I need to do some working through feelings and ideas so I’ve come here to write and understand. I not only do readings for the general energy for each season but also for myself. This spring my readings were…powerful. Looking specifically at love, overall I received the Slow Down card. It says “when you are excited, you get ahead of yourself. Take some time to allow things to unfold”. Sigh, this is the one area that I struggle with the most. When I make a decision that I like someone and am interested in them, the Leo moon/Scorpio venus are full throttle ready to go regardless of where that other person may be in the relationship. I’m ready to go and yes that’s a bit selfish especially generally I am slow to want to move forward in the beginning of a relationship. Part of my impatience is fear. I’m afraid if I don’t move quickly and get this locked down then this won’t work out, I’ll miss the window of opportunity and they will leave. It’s a pattern I’m breaking but it’s a habit that’s strongly enforced within me.

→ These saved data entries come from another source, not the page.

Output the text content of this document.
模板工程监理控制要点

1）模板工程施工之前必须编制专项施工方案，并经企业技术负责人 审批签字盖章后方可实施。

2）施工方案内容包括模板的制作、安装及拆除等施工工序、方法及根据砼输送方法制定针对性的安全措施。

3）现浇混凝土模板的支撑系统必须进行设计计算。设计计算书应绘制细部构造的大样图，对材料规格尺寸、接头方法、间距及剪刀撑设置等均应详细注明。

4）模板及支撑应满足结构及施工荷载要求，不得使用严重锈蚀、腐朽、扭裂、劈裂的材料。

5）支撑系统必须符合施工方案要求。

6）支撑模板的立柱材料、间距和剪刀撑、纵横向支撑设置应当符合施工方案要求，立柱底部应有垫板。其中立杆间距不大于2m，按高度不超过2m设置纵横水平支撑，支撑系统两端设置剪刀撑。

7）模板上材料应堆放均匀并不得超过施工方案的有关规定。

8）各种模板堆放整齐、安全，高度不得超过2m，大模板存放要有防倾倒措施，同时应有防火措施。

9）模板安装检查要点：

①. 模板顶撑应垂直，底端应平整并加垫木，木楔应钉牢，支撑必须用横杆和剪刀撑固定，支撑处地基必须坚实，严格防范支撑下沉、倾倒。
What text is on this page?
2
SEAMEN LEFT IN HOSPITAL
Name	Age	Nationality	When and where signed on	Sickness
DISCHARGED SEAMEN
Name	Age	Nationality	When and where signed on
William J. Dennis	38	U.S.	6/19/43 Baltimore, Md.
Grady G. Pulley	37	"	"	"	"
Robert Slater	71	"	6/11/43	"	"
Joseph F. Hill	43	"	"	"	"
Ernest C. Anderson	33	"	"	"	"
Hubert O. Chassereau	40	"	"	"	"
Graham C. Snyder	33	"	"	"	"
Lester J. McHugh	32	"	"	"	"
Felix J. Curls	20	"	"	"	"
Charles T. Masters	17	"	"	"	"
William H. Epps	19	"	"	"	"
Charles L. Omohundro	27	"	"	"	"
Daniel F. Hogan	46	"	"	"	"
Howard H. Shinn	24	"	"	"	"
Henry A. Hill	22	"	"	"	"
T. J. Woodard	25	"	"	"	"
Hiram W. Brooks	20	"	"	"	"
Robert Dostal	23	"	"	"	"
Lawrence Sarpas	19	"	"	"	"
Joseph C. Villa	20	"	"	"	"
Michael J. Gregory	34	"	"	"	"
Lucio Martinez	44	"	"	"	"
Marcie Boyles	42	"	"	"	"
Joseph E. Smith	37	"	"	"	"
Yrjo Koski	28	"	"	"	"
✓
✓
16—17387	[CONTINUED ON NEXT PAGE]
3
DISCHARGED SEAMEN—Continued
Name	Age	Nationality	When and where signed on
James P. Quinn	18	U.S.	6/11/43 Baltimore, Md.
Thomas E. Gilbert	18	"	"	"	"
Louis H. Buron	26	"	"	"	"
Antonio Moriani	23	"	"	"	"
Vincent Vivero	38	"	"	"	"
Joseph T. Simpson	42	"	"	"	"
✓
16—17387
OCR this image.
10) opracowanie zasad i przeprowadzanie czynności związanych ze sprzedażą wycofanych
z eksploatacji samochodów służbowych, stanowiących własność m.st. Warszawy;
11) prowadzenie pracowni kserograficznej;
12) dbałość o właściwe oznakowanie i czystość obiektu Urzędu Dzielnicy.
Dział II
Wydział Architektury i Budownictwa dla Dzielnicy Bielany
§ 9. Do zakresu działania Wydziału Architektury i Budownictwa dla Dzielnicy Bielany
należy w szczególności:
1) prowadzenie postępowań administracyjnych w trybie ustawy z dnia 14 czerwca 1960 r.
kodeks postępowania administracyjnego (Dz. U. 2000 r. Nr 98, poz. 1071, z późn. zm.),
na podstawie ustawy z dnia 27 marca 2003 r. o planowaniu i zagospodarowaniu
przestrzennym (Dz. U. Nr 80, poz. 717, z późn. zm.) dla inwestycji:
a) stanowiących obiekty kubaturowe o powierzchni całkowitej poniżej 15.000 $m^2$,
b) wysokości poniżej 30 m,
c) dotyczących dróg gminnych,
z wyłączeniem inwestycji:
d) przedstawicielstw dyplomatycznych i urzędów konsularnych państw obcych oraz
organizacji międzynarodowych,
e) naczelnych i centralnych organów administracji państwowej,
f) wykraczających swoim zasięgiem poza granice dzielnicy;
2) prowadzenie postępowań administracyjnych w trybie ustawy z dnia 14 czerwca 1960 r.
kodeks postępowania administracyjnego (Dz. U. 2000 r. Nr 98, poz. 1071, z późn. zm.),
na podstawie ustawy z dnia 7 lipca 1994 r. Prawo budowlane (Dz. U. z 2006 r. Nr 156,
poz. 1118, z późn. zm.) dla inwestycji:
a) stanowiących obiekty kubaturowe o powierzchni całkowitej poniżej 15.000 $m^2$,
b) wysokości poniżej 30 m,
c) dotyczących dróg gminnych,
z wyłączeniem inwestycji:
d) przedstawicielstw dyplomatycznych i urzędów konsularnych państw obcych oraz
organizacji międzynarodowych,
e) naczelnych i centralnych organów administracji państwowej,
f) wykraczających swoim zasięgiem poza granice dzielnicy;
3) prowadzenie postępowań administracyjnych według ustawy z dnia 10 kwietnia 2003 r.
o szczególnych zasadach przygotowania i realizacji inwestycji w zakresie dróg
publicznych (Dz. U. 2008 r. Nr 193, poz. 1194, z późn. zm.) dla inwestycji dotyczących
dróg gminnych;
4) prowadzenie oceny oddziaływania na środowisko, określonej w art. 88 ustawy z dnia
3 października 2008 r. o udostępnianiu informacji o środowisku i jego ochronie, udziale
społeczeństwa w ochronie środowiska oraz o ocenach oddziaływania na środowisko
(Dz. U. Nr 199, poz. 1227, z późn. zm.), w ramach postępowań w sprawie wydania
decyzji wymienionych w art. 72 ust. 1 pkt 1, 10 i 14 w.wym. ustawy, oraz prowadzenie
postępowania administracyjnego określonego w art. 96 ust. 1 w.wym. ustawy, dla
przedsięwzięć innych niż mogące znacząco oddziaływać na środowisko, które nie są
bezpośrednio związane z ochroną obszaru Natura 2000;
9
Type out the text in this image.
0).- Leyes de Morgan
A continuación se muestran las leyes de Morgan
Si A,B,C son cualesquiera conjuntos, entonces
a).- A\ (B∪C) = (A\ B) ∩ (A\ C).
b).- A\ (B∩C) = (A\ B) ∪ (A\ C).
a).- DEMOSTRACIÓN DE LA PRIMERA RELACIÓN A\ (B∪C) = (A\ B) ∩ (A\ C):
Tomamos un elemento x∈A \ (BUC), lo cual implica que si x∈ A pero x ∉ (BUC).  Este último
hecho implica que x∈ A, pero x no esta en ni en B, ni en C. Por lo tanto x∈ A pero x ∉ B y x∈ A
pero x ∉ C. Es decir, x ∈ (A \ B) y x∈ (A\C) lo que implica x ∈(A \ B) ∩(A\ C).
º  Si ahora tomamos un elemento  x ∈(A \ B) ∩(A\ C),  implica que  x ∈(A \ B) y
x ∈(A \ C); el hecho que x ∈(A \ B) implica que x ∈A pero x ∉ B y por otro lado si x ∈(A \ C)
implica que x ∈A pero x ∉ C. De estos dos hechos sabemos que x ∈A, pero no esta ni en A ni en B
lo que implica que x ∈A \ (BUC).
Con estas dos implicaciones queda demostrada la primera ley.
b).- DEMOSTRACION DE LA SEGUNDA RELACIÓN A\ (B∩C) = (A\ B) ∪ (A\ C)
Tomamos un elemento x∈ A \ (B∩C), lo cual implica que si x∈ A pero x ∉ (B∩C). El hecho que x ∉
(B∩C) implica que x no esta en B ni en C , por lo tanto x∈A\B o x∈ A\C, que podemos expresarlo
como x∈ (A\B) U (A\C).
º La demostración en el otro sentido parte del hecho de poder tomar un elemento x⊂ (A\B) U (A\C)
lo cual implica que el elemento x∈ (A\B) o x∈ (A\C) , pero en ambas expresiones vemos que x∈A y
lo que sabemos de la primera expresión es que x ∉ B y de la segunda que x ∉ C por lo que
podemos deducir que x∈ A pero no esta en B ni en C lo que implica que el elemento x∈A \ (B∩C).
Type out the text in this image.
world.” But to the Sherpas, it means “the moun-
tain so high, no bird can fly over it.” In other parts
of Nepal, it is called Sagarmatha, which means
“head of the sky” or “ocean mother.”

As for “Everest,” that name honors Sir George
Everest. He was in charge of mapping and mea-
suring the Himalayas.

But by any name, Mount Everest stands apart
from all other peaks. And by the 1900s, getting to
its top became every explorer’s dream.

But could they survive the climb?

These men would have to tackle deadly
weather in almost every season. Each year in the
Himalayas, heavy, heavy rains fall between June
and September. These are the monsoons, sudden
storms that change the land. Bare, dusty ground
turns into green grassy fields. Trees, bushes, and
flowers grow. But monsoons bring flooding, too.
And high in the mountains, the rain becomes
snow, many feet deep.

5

Part of my issue is recognizing that I am worthy of love. That I am amazing and worth the work to maintain a relationship. When I’m comfortable with this knowledge it’s easy for me to be calm and let what I desire come. So April’s card is The Only Thing That is Real is Love: Shift your focus from the problem back to love. This month, right now I’m working on changing the chatter in my head to positive words/focus. I’m connecting to my way of making decisions which is splenic. It’s that tiny voice that says yes do this, no don’t do that, take that turn, take today off, talk to this person, offer this class. It’s guiding and present at all times. I just need to listen to it. Trust that inner knowing.
So I’m feeling brave and ready to take on the world. Be super authentic and vulnerable. It feels empowering and when I sit and ask myself, is this the right choice I hear a resounding yes! I’m going to slow down. Take walks, eat the yummy food that I get the yes or feel the call for. Take baths, write, keep my home clean. This will be enough of a distraction to keep me from wanting to push in my relationship when I need to be still and receive.